Video may have killed the radio star—but it also spawned its own art.
“Micro-cinema” and production house EZTV, founded in West Hollywood in 1979, became “ground zero” for thinking about how to use video as an artistic medium, according to ONE Archives Gallery and Museum curator David Frantz. Frantz called the EZTV of the 1980s and 90s “a very eclectic kind of hotbed space.” EZTV was also a venue that screened video you wouldn’t see elsewhere. “These people were definitely pioneers in a lot of regards,” Fratz said.
ONE is showcasing this slice of WeHo history with the “EZTV: Video Transfer” exhibit at the ONE Archives Gallery & Museum, 626 North Robertson Blvd. at Melrose.
Several events are being held in conjunction with the exhibit, including tonight’s screening of the low-budget 1984 film “Blonde Death.” Frantz calls it EZTV’s tour de force, a “campy, dark comedy-drama” about a teen girl who is kidnapped by two bisexual convicts. The screening takes place at 7:30 p.m. at Cinefamily, 611 N. Fairfax Ave. at Melrose.
The exhibit itself comes after EZTV (now located in Santa Monica) recently donated its 300-video strong archives to the ONE Archives. Digital copies of some EZTV videos are being used for the exhibit, on view through June 1.
Though EZTV was never an LGBT-specific operation, it showed plenty of works with queer content or sensibilities. ONE’s exhibit focuses on EZTV content that relates to West Hollywood and to LGBT history.
In the gallery, monitors hang on the walls and sit on tables. There are 16 screens in all. Visitors can walk up to each one, put on the provided headphones and take a glimpse back in history. There are clips from full-length films, a video tour of the EZTV headquarters and other vintage video.
One video playing at a gallery near you: footage of the 1986 unveiling of the West Hollywood sign, which stood outside the former EZTV space. WEHOville.com reported on the sign’s history last year.
Artist Michael Masucci spent $50 on cheap plywood to create the sign. EZTV had an unveiling ceremony that also celebrated the 30th anniversary of the invention of video tape. The unveiling was filmed as a performance art event, attracting a crowd of onlookers as well as several news reporters.

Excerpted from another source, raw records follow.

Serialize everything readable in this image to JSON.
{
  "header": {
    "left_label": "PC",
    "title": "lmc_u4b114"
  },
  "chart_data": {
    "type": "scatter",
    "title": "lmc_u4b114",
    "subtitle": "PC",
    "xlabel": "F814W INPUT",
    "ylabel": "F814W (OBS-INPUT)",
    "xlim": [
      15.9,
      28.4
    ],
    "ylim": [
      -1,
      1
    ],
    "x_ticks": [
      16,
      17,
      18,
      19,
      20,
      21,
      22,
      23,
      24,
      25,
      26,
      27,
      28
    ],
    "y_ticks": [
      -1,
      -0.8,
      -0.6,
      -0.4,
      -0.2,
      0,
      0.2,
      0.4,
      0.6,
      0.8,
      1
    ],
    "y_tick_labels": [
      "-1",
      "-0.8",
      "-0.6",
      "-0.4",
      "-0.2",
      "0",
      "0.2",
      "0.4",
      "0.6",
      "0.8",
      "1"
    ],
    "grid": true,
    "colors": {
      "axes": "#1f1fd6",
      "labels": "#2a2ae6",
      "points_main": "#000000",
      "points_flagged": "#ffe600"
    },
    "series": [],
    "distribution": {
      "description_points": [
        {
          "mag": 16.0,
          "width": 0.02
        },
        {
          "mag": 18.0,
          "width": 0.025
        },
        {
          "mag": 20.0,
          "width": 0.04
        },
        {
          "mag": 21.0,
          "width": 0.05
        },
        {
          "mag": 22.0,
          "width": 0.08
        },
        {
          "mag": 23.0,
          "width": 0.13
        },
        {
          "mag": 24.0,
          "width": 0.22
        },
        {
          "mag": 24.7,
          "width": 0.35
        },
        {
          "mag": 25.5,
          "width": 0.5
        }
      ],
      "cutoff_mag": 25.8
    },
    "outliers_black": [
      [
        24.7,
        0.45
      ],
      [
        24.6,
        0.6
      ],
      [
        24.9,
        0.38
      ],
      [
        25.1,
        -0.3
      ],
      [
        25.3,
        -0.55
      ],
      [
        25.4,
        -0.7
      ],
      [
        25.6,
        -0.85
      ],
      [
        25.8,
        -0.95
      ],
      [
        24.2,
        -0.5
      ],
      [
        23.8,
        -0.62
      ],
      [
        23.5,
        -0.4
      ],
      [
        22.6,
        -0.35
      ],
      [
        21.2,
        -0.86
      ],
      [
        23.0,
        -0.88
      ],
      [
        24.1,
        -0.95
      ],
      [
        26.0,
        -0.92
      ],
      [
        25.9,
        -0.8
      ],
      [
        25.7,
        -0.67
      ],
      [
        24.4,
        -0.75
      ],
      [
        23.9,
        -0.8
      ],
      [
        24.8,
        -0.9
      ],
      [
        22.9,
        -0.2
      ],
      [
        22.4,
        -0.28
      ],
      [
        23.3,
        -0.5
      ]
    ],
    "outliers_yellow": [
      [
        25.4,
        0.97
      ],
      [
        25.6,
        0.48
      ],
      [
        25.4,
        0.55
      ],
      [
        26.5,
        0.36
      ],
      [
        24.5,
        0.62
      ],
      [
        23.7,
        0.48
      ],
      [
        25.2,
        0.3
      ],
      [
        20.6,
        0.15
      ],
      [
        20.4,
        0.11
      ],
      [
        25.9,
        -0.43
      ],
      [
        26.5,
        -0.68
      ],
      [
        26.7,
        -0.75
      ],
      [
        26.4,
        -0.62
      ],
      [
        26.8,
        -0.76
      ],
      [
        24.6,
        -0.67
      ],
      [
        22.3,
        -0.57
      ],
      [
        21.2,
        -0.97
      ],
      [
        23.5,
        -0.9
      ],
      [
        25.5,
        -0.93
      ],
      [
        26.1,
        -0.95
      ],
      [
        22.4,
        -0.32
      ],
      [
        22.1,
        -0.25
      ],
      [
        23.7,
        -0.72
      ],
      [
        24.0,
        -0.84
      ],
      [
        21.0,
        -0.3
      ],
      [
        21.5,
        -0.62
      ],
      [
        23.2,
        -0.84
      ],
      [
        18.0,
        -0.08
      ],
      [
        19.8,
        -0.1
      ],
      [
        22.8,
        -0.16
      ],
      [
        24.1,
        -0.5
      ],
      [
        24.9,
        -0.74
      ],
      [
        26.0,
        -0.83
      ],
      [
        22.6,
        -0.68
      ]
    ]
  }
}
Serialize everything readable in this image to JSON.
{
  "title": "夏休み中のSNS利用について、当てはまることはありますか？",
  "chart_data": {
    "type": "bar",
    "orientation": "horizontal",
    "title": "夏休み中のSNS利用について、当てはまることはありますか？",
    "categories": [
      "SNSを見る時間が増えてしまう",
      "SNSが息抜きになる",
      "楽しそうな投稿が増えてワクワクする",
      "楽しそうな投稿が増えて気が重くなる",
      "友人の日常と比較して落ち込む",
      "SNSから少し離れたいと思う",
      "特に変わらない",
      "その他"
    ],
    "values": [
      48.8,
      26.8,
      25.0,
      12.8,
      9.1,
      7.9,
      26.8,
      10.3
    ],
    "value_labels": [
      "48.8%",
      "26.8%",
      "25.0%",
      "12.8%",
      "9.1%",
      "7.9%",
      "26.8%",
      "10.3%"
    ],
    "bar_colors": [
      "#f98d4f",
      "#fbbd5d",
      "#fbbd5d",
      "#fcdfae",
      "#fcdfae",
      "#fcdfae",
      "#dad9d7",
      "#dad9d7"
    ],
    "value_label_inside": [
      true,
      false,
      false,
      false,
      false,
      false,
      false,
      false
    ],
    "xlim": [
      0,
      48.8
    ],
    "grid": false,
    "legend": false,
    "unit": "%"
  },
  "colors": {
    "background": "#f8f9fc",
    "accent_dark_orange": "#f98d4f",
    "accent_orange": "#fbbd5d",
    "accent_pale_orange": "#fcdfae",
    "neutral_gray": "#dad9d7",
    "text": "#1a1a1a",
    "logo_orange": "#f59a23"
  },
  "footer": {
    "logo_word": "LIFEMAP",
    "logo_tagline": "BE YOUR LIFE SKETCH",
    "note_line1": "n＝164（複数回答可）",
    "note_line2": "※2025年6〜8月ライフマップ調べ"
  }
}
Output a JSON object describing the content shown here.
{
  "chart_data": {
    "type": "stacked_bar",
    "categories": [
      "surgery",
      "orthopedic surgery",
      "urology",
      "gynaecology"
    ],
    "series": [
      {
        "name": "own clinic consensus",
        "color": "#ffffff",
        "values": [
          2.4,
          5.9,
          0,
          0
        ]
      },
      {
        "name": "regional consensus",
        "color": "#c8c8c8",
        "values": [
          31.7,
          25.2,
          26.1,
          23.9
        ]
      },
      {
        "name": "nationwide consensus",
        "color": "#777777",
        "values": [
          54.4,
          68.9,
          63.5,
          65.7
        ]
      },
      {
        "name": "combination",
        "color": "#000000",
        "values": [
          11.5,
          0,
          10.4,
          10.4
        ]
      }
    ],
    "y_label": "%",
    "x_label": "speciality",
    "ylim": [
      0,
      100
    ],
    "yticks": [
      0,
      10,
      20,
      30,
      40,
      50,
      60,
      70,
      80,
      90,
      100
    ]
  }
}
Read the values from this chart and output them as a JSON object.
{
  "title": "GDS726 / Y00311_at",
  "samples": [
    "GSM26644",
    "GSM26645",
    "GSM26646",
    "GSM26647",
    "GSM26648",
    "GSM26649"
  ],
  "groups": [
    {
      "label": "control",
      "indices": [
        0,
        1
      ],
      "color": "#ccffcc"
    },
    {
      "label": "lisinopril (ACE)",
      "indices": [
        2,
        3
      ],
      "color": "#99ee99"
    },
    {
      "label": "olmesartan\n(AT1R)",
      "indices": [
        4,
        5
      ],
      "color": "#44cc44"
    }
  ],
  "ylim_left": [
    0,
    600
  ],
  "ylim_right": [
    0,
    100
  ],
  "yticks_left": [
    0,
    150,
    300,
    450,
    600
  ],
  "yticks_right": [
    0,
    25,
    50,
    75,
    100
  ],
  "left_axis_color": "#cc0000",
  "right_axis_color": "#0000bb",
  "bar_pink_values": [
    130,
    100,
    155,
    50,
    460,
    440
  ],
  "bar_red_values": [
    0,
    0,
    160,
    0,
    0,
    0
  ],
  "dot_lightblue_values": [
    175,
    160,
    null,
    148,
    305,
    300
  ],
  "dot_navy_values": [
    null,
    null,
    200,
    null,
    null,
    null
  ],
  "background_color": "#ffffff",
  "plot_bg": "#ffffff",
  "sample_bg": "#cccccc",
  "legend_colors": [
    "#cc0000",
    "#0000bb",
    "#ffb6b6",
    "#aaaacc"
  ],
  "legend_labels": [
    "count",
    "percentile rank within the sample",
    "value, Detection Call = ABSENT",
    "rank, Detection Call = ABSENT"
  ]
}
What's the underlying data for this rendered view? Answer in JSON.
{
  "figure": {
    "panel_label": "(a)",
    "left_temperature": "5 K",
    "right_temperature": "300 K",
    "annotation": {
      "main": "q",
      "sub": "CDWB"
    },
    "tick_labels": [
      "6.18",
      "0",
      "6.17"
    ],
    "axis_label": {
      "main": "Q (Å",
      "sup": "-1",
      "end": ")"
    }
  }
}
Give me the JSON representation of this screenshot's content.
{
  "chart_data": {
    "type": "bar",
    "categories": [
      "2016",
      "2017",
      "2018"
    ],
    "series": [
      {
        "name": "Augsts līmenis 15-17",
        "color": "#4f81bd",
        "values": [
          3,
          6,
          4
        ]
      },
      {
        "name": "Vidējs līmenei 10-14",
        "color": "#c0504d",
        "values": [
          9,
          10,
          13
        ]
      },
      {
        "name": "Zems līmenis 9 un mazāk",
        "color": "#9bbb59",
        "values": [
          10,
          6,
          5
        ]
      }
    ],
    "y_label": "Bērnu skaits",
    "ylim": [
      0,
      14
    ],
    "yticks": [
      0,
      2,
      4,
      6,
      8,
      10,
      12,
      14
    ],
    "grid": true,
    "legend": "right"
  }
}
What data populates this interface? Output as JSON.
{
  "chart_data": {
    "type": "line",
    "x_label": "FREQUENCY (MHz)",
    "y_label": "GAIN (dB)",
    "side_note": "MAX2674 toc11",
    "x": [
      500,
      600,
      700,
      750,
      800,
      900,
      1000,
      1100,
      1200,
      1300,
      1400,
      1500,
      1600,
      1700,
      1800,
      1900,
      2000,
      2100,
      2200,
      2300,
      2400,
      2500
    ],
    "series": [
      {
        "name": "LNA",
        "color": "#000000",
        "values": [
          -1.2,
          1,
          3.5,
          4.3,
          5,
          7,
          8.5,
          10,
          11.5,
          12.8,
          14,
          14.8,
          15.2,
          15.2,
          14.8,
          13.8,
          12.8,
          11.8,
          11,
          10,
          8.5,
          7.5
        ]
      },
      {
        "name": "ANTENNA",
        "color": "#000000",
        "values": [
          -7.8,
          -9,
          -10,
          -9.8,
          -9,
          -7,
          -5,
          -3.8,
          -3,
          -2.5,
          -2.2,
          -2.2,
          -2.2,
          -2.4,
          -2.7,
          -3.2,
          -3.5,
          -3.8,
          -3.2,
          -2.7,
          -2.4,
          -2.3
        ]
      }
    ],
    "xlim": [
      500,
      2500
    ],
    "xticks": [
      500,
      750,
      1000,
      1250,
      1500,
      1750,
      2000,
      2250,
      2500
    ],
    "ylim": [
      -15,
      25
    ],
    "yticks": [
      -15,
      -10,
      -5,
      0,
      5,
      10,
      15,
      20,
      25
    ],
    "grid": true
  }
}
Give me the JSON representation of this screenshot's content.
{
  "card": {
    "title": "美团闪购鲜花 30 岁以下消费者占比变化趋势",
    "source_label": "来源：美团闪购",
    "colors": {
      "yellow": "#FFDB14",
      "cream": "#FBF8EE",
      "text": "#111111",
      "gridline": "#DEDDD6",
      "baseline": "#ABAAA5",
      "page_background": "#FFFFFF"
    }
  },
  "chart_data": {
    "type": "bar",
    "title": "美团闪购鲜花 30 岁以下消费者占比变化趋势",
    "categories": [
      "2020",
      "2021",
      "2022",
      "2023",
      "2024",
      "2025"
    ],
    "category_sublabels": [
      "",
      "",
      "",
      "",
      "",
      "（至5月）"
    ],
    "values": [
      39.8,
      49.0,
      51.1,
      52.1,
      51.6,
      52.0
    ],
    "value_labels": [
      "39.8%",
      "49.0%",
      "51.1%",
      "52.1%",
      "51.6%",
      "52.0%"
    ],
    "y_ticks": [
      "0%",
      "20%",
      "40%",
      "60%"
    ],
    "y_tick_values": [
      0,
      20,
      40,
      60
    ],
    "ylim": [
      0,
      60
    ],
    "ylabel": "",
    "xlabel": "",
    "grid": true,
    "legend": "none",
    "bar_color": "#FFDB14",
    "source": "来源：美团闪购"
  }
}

“At the time we took it as a joke,” Masucci said. “We thought, ‘Hollywood is the world capital of film, so West Hollywood is the world capital of video.’ When we put the sign up, we did it without permission. We never asked the landowner, so we expected it to be up for five days and we would be court-ordered to tear it down. But we quickly saw that it meant a lot more than we first imagined. What started out sort of as a joke, ended up staying up for five years instead of five days. It really became a symbol for a lot of people, for a community and for a cause. It celebrated diversity and liberation.”